We left Auckland at about 6pm on the 16th and got as far a Coromandel, which is on the peninsula of the same name and forms part of the instep of the NZ boot, on the first night. We then have been exploring the peninsula, before heading cross country to Waitomo, which is where we now are. The more we see of NZ, the more we love it and we continue to say 'wow' far too often. At times the landscape can feel very familiar, perhaps a little like the Welsh border area (on the English side - can't see why you would want to cross over). The hills are rolling at times and more dramatic at others, but never intimidating. Many of the trees are European varieties or share the same colour and shape as those seen at home. On closer inspection, the palm trees, giant ferns and upside-down pines become apparent and the cicadas become deafening and we realise that we are somewhere very different. But it is overwhelmingly green (even in late summer), often backed by beautiful blue sea, and very quiet.

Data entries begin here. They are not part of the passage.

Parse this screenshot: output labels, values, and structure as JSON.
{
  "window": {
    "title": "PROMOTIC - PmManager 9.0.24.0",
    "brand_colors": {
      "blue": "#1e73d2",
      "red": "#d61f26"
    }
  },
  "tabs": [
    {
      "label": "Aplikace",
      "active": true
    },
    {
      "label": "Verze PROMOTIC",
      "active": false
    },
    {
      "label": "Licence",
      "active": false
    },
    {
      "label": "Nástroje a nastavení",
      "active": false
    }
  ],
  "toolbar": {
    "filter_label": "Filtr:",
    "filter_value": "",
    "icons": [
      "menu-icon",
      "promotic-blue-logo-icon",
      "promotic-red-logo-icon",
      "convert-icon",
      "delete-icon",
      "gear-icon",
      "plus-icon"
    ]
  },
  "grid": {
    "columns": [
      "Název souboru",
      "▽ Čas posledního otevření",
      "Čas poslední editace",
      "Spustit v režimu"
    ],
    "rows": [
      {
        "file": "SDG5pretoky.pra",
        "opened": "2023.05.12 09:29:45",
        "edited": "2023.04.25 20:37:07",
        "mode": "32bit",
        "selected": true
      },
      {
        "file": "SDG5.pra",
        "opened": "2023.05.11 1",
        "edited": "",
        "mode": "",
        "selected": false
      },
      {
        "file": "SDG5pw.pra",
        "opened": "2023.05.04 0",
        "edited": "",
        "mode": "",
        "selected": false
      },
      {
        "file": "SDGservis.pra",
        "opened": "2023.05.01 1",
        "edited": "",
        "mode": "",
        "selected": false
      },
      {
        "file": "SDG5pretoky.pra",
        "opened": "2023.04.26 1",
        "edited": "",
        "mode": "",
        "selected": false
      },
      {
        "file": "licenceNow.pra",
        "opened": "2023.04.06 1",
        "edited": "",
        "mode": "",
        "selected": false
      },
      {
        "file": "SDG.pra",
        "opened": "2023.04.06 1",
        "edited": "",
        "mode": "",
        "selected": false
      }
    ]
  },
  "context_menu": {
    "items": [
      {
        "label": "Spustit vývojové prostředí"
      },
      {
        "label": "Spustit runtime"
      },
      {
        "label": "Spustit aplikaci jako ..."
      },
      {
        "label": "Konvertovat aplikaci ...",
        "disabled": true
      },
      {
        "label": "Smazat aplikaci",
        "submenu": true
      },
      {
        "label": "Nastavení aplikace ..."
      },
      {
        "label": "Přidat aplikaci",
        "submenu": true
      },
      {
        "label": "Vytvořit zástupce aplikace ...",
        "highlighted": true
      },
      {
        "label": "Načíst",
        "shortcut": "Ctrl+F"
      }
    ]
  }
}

This (20/02) morning we attempted to have a dip at the Hot Water Beach near Hahei. Hot springs can be found at low tide and what you do is dig a hole and sit in very hot water. We attempted this in a very British way, and armed with nothing more than a dust-pan to act as a shovel, we tried to find a good spot. Finding a source of heat was the easy bit - it made our feet warm, but finding it in a location was not overwhelmed by waves proved harder. I spent a good hour battling against the sea before realising that King Canute had already proved that what I was attempting would only lead to failure. The one saving grace was that there was another Brit couple trying the same tactics nearby, much to the amusement of the two local couples who chose the perfect spot within seconds of arrival and were in lovely pools within minutes. We eventually joined forces with our fellow Brits and looked stupid together - but still achieved sod all.